In a world awash in data, cybersecurity risk is universal. But compliance comes at a cost. It’s not something that can be solved with a checklist, nor is it the chief information security officer’s sole responsibility. To be successful, every organisation needs to be both compliant and cybersecure. How does a business know what security measures to put in place when there’s an exhaustive amount of global and local compliance requirements?
Most compliance processes are common sense, but not necessarily commonly addressed, usually because technology teams are too busy.Mari-Louise Conradie, Port443
According to IBM research, most organisations have to comply with 13 security or privacy regulations, which will need at least 22 employees to manage.
In order to ensure compliance with the regulations and industry standards for data protection and asset security, there are a number of best practice frameworks that companies can follow, including ISO27001, SOC2 Compliance and configurations of cybersecurity controls according to NIST, PCI and CIS best practices.

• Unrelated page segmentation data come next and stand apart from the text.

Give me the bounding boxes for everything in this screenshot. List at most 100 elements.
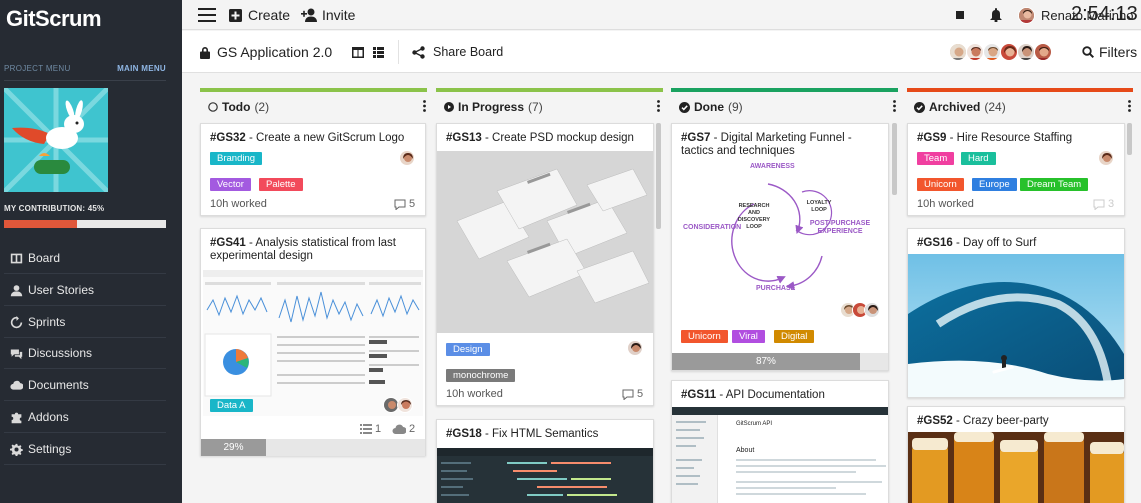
hamburger-menu-button[interactable] [198, 0, 216, 30]
tag[interactable]: Hard [961, 152, 996, 165]
card-progress-bar: 29% [201, 439, 425, 456]
tag[interactable]: Vector [210, 178, 251, 191]
card-image-analytics [203, 270, 423, 416]
diagram-label-line: LOYALTY [806, 200, 832, 206]
view-columns-button[interactable] [352, 31, 364, 73]
column-count: (24) [984, 100, 1006, 114]
tag[interactable]: Dream Team [1020, 178, 1089, 191]
gear-icon [4, 443, 28, 456]
view-list-button[interactable] [373, 31, 384, 73]
task-card[interactable]: #GS16 - Day off to Surf [907, 228, 1125, 398]
chat-icon [4, 347, 28, 360]
user-menu[interactable]: Renato Marinho [1018, 0, 1134, 30]
tag[interactable]: Unicorn [681, 330, 728, 343]
project-menu-tab[interactable]: PROJECT MENU [4, 64, 71, 73]
task-card[interactable]: #GS18 - Fix HTML Semantics [436, 419, 654, 503]
column-menu-icon[interactable] [423, 100, 426, 112]
comment-count[interactable]: 3 [1093, 198, 1114, 210]
card-title: #GS9 - Hire Resource Staffing [917, 132, 1116, 145]
board-title: GS Application 2.0 [217, 44, 333, 60]
task-card[interactable]: #GS41 - Analysis statistical from last e… [200, 228, 426, 456]
main-menu-tab[interactable]: MAIN MENU [117, 64, 166, 73]
worked-time: 10h worked [210, 198, 267, 210]
sidebar-item-sprints[interactable]: Sprints [4, 307, 166, 338]
tag[interactable]: Team [917, 152, 955, 165]
worked-time: 10h worked [446, 388, 503, 400]
column-header-done: Done (9) [679, 96, 896, 118]
user-icon [4, 284, 28, 297]
columns-view-icon [352, 46, 364, 58]
tag[interactable]: Design [446, 343, 490, 356]
filters-button[interactable]: Filters [1082, 31, 1137, 73]
user-avatar [1018, 6, 1035, 24]
column-menu-icon[interactable] [1128, 100, 1131, 112]
card-image-funnel-diagram: AWARENESS RESEARCH AND DISCOVERY LOOP LO… [672, 160, 888, 324]
sidebar-item-settings[interactable]: Settings [4, 434, 166, 465]
card-id: #GS41 [210, 237, 246, 249]
card-title: #GS18 - Fix HTML Semantics [446, 428, 645, 441]
comment-icon [1093, 199, 1105, 210]
comment-count-value: 5 [637, 388, 644, 400]
comment-count[interactable]: 5 [394, 198, 415, 210]
tag[interactable]: monochrome [446, 369, 516, 382]
column-scrollbar[interactable] [892, 123, 897, 195]
filters-label: Filters [1099, 44, 1138, 60]
column-scrollbar[interactable] [656, 123, 661, 229]
avatar [983, 43, 1001, 61]
sidebar-item-addons[interactable]: Addons [4, 402, 166, 433]
puzzle-icon [4, 411, 28, 424]
diagram-label: LOYALTY LOOP [802, 200, 836, 214]
contribution-fill [4, 220, 77, 228]
share-board-button[interactable]: Share Board [412, 31, 503, 73]
tag[interactable]: Europe [972, 178, 1017, 191]
create-label: Create [248, 7, 291, 23]
tag[interactable]: Digital [774, 330, 815, 343]
tag[interactable]: Viral [732, 330, 765, 343]
sidebar-item-documents[interactable]: Documents [4, 370, 166, 401]
card-id: #GS52 [917, 415, 953, 427]
gitscrum-logo[interactable]: GitScrum [6, 6, 102, 32]
create-button[interactable]: Create [229, 0, 290, 30]
avatar [1000, 43, 1018, 61]
tag[interactable]: Unicorn [917, 178, 964, 191]
project-image[interactable] [4, 88, 108, 192]
card-title-text: - Crazy beer-party [952, 415, 1049, 427]
column-title: In Progress [458, 100, 525, 114]
sprint-icon [4, 315, 28, 329]
comment-icon [622, 389, 634, 400]
invite-button[interactable]: Invite [300, 0, 355, 30]
task-card[interactable]: #GS7 - Digital Marketing Funnel - tactic… [671, 123, 889, 371]
sidebar-item-label: User Stories [28, 283, 95, 297]
search-icon [1082, 46, 1094, 58]
card-id: #GS7 [681, 132, 711, 144]
task-card[interactable]: #GS9 - Hire Resource Staffing Team Hard … [907, 123, 1125, 216]
task-count[interactable]: 1 [360, 423, 381, 435]
column-menu-icon[interactable] [893, 100, 896, 112]
tag[interactable]: Data A [210, 399, 253, 412]
sidebar-item-board[interactable]: Board [4, 243, 166, 274]
diagram-label: CONSIDERATION [683, 224, 742, 231]
bell-icon [990, 8, 1002, 22]
task-card[interactable]: #GS32 - Create a new GitScrum Logo Brand… [200, 123, 426, 216]
board-icon [4, 252, 28, 265]
column-count: (9) [728, 100, 743, 114]
diagram-label-line: RESEARCH AND [738, 203, 770, 216]
sidebar-item-label: Sprints [28, 315, 66, 329]
card-title: #GS32 - Create a new GitScrum Logo [210, 132, 417, 145]
share-board-label: Share Board [433, 45, 504, 59]
sidebar-item-user-stories[interactable]: User Stories [4, 275, 166, 306]
task-card[interactable]: #GS13 - Create PSD mockup design Design … [436, 123, 654, 406]
column-color-bar [200, 88, 427, 92]
comment-count[interactable]: 5 [622, 388, 643, 400]
column-scrollbar[interactable] [1127, 123, 1132, 155]
play-circle-icon [444, 102, 454, 112]
task-card[interactable]: #GS11 - API Documentation GitScrum API A… [671, 380, 889, 503]
notifications-button[interactable] [990, 0, 1002, 30]
column-menu-icon[interactable] [657, 100, 660, 112]
task-card[interactable]: #GS52 - Crazy beer-party [907, 406, 1125, 503]
attachment-count[interactable]: 2 [392, 423, 415, 435]
timer-stop-button[interactable] [956, 0, 964, 30]
tag[interactable]: Palette [259, 178, 303, 191]
tag[interactable]: Branding [210, 152, 263, 165]
sidebar-item-discussions[interactable]: Discussions [4, 338, 166, 369]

“Most compliance processes are common sense, but not necessarily commonly addressed, usually because technology teams are too busy,” says Mari-Louise Conradie, the co-founder and director of Port443. “Often, the most time-consuming part of compliance is monitoring the current status of vast security estates, so that people can focus on finding and remediating vulnerabilities by running firmware updates, for instance.”
Conradie says that current and past employees, business partners, contractors, suppliers or vendors with access to a company’s IT infrastructure all pose a potential threat. “Negligent insiders cause the majority of incidents, often due to not upgrading software or following a rigorous patching process, ignoring company security policies and other non-malicious, but ultimately destructive actions,” she says.
Public cloud remains a concern among risk and compliance departments, with 95% of organisations saying they are “moderately to extremely concerned” about cloud security, according to the Cybersecurity Insiders’ Cloud Security Report from 2023. Over 70% of respondents use two or more cloud providers, and say that barriers to adoption are mostly people- and process-related, rather than technology-focused. The lack of cybersecurity staff expertise and training (53%) remains the highest barrier, while 30% said legal and regulatory compliance issues were a concern.
Because technology teams often simply don’t have the time to do audits, many have little choice but to rely on a “set-and-forget” approach.
Let’s get phygital
“The devil is in the details, in keeping the details correct and compliant,” Conradie says. Today, the convergence of digital and physical security is also affecting risk management strategies. “When physical security is breached, it can lead to a compromise of digital security. It could be as simple as leaving a laptop unlocked, allowing an unauthorised person to gain access. Ensuring physical and digital security are monitored and constantly hardened is imperative.”
Kevin Halkerd, e4’s risk and compliance manager, says that a large password solutions vendor failed to account for a key staff member’s online digital identities enumerating their physical homes and associated vulnerable devices, which led to a very serious breach.
Being compliant isn’t necessarily the same as being secure. Compliance by itself doesn’t replace effective cybersecurity or having a framework for identity and access management. “All of them boil down to the details behind one principle – least privilege access,” says Conradie. “Review and update employee access regularly and make sure access is revoked when people leave or a relationship with another business is terminated. Continuously monitor all security controls for alerts and have a response process in place.”
It may also be worth engaging a privileged access management vendor, which will help in monitoring access to your networks.
Halkerd believes that companies need to face up to risks.
“Risk is often translated as wholly adverse in nature and should always be avoided in discussions, and this only has remedy in senior leadership,” he says.
Conradie recommends putting a governance and risk committee in place where cyber and physical security risk registers are reviewed regularly and in tandem. “The operational processes [such as onboarding and offboarding of personnel] and an integrated security operations centre [where alerts for both physical and digital security are monitored] should be communicated at the committee meetings.”